Reputation: 42434
Under the following environment: Apache -> mod_wsgi -> python -> werkzeug
How can I control whether http ckunking is used and how big the chunks are?
Follow-up:
What I worry about is the difference between this:
response = werkzeug.wrappers.Response()
response.response = very_long_string
return response
and this:
response = werkzeug.wrappers.Response()
response.response = [ very_long_string ]
return response
In the first case, werkzeug iterates through the string and sends one character at a time. I don't know if each character is sent in its own chunk or not, but I know for a fact that it's way slower than the second case in which the string is sent as a whole.
Is the difference in speed between these two cases due to chunking? or it's something else?
Upvotes: 0
Views: 934
Reputation: 156158
In general, wsgi specifies that data should be sent to the client, without buffering, as soon as the application produces any portion of the response content; ie, if you do:
CONTENT = "a bit more content\n"
def my_slow_application(environ, start_response):
start_response("200 OK", [("Content-Type", "text/plain")])
yield CONTENT
sleep(1)
Notably, without a Content-Length
header, the gateway (apache/mod_wsgi in your case) is not able to guess that it has found all of the response content, and since it's not permitted to buffer, it must use the chunked transfer encoding.

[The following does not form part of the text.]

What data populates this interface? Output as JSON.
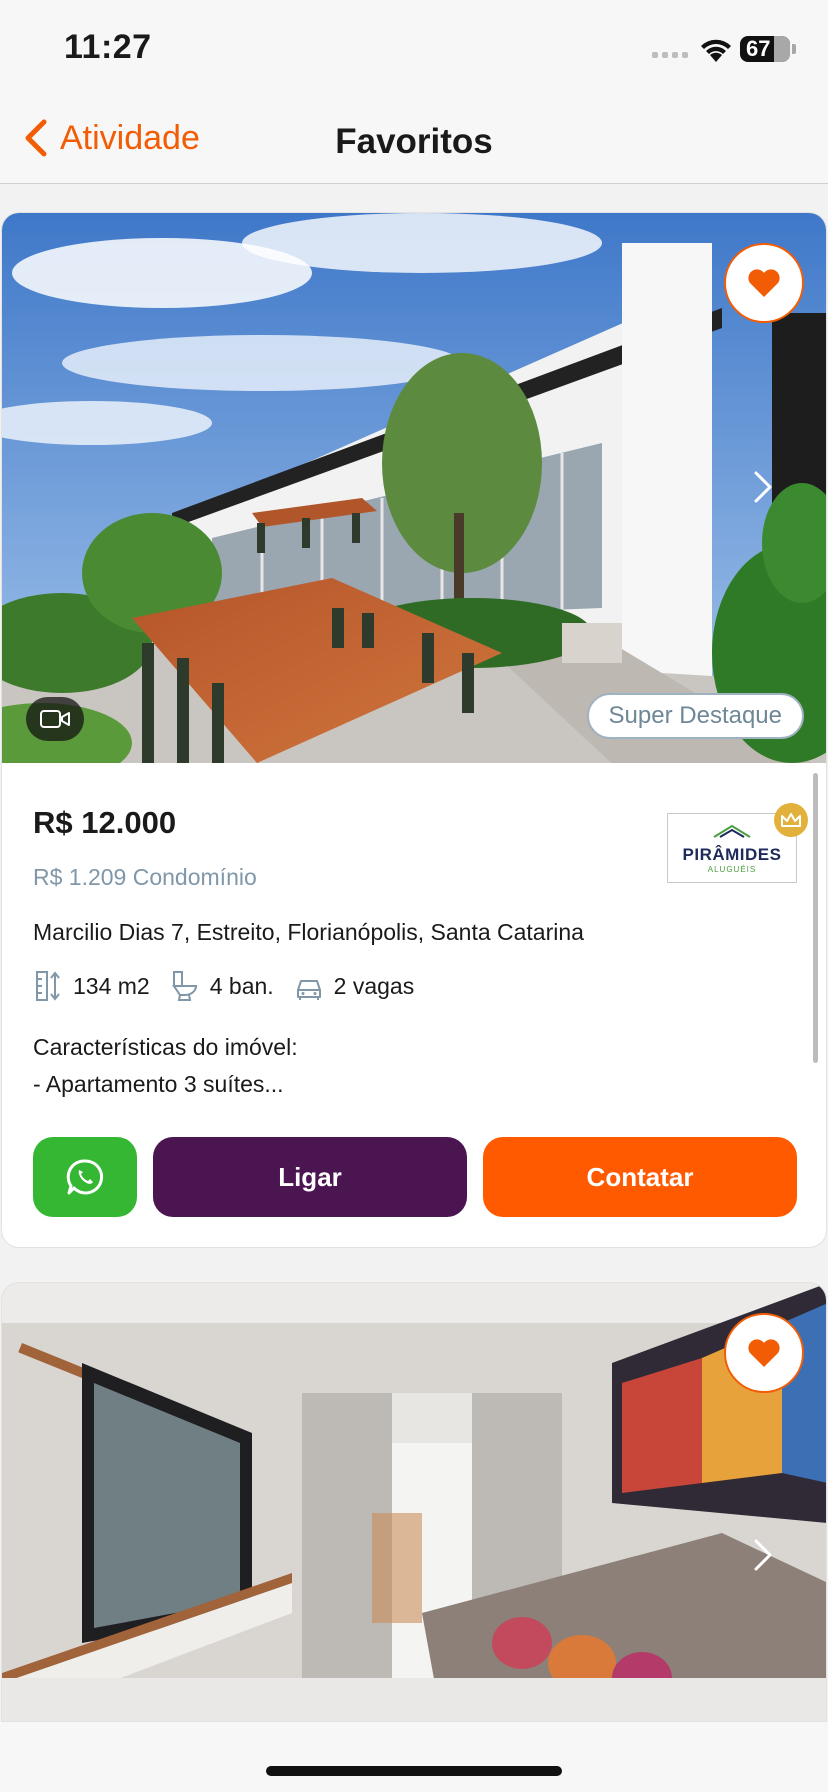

On the other hand, consider:
def my_slowish_application(environ, start_response):
start_response("200 OK", [("Content-Type", "text/plain"),
("Content-Length", str(len(CONTENT))])
yield CONTENT
sleep(1)
since the application has specified a content length, and since the first yield
ed chunk is exactly that length, the gateway knows that no more data will come; it may or may not use chunked encoding, at its own discretion. Likewise
def my_fast_application(environ, start_response):
start_response("200 OK", [("Content-Type", "text/plain")])
return [CONTENT] * 100
generally won't result in chunking; the response is a list, which has bounded size, so the gateway knows it has the whole response. It can find the content length even without an explicit header from the application using sum(map(len, app_iter))
, and then send the response as fast as the network permits.
As for controlling how "big" the chunks are, the gateway might buffer chunks if the client connection is blocked; your app might
yield "foo"
sleep(1)
yield "bar"
sleep(1)
yield "baz"
but if the client connection blocks while processing the "foo" chunk, the gateway might buffer bar and baz together, sending them as a single chunk when the connection becomes ready for reads again. In short, you can't control the chunking, you might force it to occur, and you can frequently prevent it from occurring (most gateways won't chunk if they don't have to); but it's not suitable for framing.